Industry experts say the cotton supply chain is the hardest
to crack as the journey from field to store involves so many
stages - from seed production, to cotton growing, to gins to
separate seeds and fibre, spinning mills to garment factories.
The global cotton industry is also massive, estimated to
support about 250 million people in about 85 nations, many poor,
with an estimated four million cotton farmers in India.
A US Department of Labor report in 2016 said forced labour
in cotton had been documented in eight countries - with
Uzbekistan and Turkmenistan widely condemned for state-sponsored
forced labour - and child labour in 17 nations, including India.
India, the world's second largest cotton producer after
China and ahead of the United States and Pakistan, is the only
country named for having child and forced labour in both
cottonseed production as well as cotton growing.
Indian group Glocal Research's 2014 study "Cotton's
Forgotten Children" found the number of children under 14
working on cottonseed farms doubled from 2010 to 200,000 with
small hands useful in cross pollination to produce hybrid seeds.
Director Davuluri Venkateswarlu said new research to be
published this year showed the situation has not changed as more
small farmers in India take up the profitable crop.
This meant the continuing use of child labour, as a recently
enacted law allows children under 14 to work in a family
enterprise as long as they also attend school.
Long way to go
"In pockets of Gujarat and Rajasthan the situation has
deteriorated and the issue is what defines a family enterprise
and whether children registered for school do attend," said
Venkateswarlu, blasting state governments for not doing enough.
He said interventions by such groups as the Better Cotton
Initiative and CottonConnect involving companies were helping.
MC Karina, deputy rural labour commissioner for Gujarat,
was confident the industry in Gujarat was free of child labour
after a major drive to clean up cottonseed farms.
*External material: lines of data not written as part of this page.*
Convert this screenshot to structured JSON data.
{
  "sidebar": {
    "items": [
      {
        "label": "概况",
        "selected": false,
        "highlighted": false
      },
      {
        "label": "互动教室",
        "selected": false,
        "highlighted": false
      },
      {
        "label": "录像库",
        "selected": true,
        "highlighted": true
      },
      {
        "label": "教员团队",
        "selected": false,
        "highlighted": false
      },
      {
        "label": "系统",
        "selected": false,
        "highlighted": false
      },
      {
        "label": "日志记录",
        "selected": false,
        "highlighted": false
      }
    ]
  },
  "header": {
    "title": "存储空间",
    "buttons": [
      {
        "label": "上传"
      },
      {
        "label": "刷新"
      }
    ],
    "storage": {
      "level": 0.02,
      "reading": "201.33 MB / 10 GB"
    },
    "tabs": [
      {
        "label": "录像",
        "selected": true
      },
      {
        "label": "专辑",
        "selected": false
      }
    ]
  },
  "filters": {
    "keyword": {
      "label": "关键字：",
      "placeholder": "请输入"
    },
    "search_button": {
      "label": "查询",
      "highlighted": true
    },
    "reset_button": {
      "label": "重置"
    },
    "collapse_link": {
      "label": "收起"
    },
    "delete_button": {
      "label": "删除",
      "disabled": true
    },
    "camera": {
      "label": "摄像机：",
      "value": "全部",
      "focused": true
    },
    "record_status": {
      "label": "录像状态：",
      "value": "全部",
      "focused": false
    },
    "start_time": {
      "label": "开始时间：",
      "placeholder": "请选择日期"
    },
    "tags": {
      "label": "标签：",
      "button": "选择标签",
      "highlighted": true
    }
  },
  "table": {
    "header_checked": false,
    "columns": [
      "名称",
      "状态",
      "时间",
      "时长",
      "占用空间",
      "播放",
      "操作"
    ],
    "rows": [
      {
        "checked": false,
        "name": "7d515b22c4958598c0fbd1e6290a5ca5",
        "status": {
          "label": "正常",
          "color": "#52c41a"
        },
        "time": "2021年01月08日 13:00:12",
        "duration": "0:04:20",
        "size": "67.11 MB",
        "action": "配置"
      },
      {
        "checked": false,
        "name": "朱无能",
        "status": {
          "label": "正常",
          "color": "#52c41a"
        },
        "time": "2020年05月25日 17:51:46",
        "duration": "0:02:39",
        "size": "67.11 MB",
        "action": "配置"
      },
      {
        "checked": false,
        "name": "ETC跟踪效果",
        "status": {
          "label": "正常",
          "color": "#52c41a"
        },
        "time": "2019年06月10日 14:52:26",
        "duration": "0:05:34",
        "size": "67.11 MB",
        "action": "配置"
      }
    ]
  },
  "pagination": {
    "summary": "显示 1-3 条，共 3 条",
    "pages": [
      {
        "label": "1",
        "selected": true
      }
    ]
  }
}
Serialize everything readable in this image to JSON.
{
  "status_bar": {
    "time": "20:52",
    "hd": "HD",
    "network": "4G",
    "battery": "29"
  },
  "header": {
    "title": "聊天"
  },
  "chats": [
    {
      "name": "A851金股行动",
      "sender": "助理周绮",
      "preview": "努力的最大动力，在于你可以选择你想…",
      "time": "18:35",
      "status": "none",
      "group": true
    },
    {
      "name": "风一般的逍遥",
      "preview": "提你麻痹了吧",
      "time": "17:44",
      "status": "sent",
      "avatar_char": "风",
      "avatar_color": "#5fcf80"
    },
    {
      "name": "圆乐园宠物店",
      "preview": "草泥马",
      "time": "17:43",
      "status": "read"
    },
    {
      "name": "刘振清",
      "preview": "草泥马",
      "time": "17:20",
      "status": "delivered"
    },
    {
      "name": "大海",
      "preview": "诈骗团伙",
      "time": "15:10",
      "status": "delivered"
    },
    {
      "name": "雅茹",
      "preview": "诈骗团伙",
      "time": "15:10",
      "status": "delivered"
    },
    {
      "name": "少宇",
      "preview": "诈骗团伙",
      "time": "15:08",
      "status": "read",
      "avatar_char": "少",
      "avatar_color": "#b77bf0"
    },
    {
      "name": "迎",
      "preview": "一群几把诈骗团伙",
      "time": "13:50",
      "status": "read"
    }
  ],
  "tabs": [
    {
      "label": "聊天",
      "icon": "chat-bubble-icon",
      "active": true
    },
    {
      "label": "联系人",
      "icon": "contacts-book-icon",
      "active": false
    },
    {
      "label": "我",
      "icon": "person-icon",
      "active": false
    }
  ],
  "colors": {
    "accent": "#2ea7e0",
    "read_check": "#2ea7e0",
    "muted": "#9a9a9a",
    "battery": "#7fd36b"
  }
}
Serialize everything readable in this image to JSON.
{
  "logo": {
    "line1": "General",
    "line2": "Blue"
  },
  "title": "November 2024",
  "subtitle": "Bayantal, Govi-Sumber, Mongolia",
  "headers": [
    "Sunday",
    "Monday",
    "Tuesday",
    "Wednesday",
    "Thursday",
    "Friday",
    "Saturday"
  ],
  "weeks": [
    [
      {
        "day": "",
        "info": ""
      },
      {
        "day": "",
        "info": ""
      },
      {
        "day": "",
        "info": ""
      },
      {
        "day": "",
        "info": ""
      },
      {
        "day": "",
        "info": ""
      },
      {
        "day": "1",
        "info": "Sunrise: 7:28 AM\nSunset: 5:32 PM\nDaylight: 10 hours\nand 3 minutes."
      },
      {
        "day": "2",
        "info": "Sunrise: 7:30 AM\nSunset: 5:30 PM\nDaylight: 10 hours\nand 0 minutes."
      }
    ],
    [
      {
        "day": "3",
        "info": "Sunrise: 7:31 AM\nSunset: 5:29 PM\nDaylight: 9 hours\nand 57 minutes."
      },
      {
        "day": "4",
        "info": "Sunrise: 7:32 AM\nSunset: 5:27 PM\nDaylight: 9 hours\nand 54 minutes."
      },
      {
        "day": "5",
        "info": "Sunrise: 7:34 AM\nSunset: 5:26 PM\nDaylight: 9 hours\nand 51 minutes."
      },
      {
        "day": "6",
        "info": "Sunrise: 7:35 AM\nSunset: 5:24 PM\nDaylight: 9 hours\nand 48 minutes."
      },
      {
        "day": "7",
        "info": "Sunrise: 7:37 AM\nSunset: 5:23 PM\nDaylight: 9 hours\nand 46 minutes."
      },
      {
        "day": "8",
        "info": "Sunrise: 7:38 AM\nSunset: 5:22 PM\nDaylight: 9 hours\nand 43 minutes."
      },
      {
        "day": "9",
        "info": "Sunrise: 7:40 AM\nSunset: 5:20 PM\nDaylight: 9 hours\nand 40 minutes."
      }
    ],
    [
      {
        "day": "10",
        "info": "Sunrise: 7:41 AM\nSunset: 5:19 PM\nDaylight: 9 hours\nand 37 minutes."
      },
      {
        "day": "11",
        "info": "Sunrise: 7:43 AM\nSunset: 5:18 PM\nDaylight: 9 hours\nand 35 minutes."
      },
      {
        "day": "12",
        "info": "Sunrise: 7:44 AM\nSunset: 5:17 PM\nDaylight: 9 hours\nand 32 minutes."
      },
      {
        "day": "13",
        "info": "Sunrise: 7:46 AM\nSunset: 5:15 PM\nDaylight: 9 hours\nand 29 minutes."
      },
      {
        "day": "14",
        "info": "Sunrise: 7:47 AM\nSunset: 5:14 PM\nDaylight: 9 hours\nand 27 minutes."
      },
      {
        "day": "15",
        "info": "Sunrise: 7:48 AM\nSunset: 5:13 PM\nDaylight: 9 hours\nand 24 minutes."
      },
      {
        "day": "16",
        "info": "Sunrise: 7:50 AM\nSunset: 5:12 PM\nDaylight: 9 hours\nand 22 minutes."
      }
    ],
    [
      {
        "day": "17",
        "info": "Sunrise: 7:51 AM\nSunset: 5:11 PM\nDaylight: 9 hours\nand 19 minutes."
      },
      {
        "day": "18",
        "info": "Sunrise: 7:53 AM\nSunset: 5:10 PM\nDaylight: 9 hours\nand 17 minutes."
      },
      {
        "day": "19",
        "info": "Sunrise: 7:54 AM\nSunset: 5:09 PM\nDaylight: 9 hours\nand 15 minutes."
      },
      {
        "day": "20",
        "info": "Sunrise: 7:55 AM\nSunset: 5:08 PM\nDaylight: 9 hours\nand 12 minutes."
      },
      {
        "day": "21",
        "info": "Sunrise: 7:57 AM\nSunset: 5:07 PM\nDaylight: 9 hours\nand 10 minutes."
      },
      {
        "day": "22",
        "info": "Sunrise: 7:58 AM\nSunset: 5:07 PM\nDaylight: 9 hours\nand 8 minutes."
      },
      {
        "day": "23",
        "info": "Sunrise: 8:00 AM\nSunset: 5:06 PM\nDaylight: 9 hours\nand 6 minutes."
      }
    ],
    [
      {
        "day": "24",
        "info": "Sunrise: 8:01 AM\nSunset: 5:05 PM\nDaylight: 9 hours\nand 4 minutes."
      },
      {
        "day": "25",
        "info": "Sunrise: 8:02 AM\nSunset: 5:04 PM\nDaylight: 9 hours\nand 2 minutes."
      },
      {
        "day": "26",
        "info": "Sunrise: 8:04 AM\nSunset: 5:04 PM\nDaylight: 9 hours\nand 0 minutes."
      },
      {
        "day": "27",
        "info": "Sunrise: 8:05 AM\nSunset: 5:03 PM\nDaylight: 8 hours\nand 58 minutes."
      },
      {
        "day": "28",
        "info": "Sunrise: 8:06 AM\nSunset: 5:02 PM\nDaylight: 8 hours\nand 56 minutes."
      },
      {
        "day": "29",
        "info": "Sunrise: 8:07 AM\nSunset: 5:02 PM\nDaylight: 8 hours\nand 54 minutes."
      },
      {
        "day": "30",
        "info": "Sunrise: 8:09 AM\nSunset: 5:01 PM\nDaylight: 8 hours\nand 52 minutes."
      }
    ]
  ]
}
"We've been working on this concern for the last eight years
and are now sure that not a single child is working on the
cottonseed farms," he told the Thomson Reuters Foundation.
With the complexity and lack of transparency in the cotton
supply chain, international brands are getting more involved for
the sake of their reputation and to meet ethical commitments.
Katharine Stewart, Primark's ethical trade and environmental
sustainability director, said her company set out to find an
ethical and sustainable way to produce cotton at the same price
as conventional cotton. Organic and Fairtrade has a premium.
Primark, part of Associated British Foods, sells low-priced
clothes such as $5 T-shirts in 11 countries, and is constantly
under pressure to explain how it makes clothes so cheaply
without exploiting workers.
Stewart said the retailer, with a high volume, low cost
business model, ensured workers were well treated in supplier
factories and paid at least the minimum wage with regular and
surprise audits but wanted to dig further into the supply chain.
"We thought it would be easier to go bottom up when you are
talking about agricultural production and then work from both
ends of the supply chain to join it all together," she said.
She said the Gujarat pilot proved sustainable cotton could
be produced at the same price as conventional cotton but Primark
would not give figures for the "significant" amount invested.
"We are looking and trying to do something about cotton and
people are watching closely what we are doing," said Stewart.
"But you have to pick where you are going to prioritise. You
can't do it all at once."
Patricia Jurewicz, director of the Responsible Sourcing
Network and creator of initiative Yarn Ethically and Sustainably
Sourced (YESS) working in spinning mills, said the cotton supply
chain remained tainted despite initiatives to clean it up.
"There are improvements little by little and the most where
brands get involved in production as they don't want to be
linked to abuse," she said. "But there's a long way to go".